Il quale contesta in maniera radicale e un po’ risentita l’intera impalcatura dello studio di Bloomberg, regalando al mercato una nuova definizione: il walking wounded, ovvero il ferito che cammina. Il ragionamento è elementare: al netto del grado di adesione formale e meramente metrico fra bilanci di quelle aziende e definizione di zombie firms della BRI, infatti, la banca d’affari Usa contesta la logica del fare di ogni erba un fascio che caratterizzerebbe certi articoli allarmistici. Insomma, la gran parte delle aziende ricorse a indebitamento strutturale tramite il mercato obbligazionario drogato dalla Fed oggi sono «feriti che camminano», poiché azzoppate da un’emergenza contingente come la pandemia e necessitanti quindi di aiuti una tantum per sopravvivere fino al ritorno a tempi normali.

A parte l’ovvio conflitto di interesse che vede una banca che guadagna il 5% su quelle emissioni di debito ovviamente improntata alla difesa dell’onorabilità di mercato del proprio cliente e il dilemma amletico che contorna la tempistica reale di quel ritorno a tempi normali, questo altro grafico sembra smentire in parte la tesi di Bank of America. E gettare un’ombra di aggravante sull’efficacia dell’intero castello di sussidi anti-Covid messi in campo da Fed e Treasury statunitense dallo scorso aprile in poi.

Fonte: Wall Street Journal

Stando a un’analisi del Wall Street Journal, infatti, il numero di aziende medio-grandi costrette al Chapter 11 dopo aver percepito i fondi PPP destinati appunto al supporto delle piccole e medie imprese è tale da mettere quasi certamente a rischio di non essere ripagati prestiti agevolati per oltre 500 miliardi di dollari.

E attenzione, perché il quotidiano finanziario Usa ha preso in esame i conti soltanto dei principali istituti eroganti del Paese, di fatto meno della metà del totale di credito concesso e uno screening che include solo il 13,5% delle aziende partecipanti. Ed essendo quelle passate al microscopio tutte medio-grandi, è più che probabile che fra le piccole - e più fragili al passaggio dello tsunami del lockdown -, il tasso di fallimenti sia ancora più alto.

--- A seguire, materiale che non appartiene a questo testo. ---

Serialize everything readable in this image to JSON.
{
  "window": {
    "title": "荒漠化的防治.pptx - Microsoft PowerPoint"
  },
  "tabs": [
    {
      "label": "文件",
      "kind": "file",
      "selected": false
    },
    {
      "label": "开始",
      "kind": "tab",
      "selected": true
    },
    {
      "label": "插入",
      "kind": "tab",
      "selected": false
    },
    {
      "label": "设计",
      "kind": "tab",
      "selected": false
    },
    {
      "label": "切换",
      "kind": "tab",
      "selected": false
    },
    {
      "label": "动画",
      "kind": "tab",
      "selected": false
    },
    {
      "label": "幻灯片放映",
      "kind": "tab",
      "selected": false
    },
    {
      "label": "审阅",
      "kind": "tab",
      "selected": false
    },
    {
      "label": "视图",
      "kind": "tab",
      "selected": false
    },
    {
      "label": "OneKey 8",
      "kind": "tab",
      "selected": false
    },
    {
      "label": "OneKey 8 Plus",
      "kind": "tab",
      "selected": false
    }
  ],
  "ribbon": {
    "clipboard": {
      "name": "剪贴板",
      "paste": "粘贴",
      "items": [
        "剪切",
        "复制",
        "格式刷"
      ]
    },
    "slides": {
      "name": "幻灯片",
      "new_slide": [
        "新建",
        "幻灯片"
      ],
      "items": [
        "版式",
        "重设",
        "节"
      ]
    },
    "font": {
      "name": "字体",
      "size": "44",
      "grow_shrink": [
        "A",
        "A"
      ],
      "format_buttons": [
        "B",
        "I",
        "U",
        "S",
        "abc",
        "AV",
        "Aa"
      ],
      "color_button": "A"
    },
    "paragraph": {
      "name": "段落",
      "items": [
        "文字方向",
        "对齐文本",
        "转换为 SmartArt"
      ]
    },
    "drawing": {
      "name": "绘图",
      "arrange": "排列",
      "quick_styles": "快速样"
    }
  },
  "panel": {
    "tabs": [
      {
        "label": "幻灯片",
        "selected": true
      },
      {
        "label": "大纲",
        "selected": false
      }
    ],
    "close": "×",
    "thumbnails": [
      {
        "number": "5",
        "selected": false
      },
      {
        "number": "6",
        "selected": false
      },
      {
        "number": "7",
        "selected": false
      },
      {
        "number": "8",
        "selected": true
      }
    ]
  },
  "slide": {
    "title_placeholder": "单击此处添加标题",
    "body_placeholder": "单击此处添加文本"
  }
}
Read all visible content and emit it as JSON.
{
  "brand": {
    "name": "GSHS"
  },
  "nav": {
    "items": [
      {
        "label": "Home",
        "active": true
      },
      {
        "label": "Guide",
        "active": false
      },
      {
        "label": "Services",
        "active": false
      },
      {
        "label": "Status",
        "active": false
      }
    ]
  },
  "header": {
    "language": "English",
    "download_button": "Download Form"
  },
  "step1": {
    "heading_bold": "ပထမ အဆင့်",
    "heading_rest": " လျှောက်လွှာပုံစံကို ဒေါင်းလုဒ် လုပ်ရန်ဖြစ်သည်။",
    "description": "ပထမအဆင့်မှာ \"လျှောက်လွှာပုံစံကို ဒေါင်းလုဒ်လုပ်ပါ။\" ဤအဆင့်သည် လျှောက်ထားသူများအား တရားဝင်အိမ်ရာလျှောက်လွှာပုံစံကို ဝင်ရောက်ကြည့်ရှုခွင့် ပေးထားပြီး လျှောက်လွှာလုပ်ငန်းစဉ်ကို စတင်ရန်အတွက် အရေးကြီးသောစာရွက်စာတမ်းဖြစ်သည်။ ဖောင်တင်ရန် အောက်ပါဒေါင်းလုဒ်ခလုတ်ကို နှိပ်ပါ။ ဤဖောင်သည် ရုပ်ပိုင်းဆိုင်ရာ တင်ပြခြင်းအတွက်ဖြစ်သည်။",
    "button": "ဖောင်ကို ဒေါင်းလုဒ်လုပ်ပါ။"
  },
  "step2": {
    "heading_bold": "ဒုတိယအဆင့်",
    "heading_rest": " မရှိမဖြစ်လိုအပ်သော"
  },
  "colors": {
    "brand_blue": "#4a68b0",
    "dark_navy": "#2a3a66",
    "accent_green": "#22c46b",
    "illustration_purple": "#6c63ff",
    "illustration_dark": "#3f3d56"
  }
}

Certo, la logica in base alla quale l’ondata di default sia totalmente riconducibile alla pandemia pare confermata. Ma resta da capire quale livello di indebitamento gravasse preventivamente su una larghissima parte delle aziende statunitensi, visto che al netto dei prestiti con garanzia federale sono comunque piombate al suolo come mosche in tenpi record.

Inoltre, l’intera dinamica pone un interrogativo enorme: al netto di un aumento sempre più esponenziale dei nuovi contagi in tutti gli Stati Uniti, addirittura con New York che chiude le scuole o vieta fin da ora le cene di Natale, cosa resterà del tessuto dell’economia reale, in caso di secondo lockdown? E quale potenza di fuoco dovranno dispiegare Fed e Congresso per tamponare l’eventuale, nuovo fall-out, stante il conclamato fallimento del piano PPP?

Il tutto, ammesso e non concesso che il Congresso arrivi a un compromesso sul nuovo pacchetto di sostegno all’economia, alla luce delle bizze di Donald Trump e della spada di Damocle rappresentata dalle suppletive in Georgia. Tutte criticità che gravano su Wall Street, ogni giorno di più. E con sempre meno certezze. A partire della risposta degli indici alla sell-off forzata dei fondi pensione.

Allacciamo le cinture di sicurezza, forse il tempo del popcorn è davvero finito.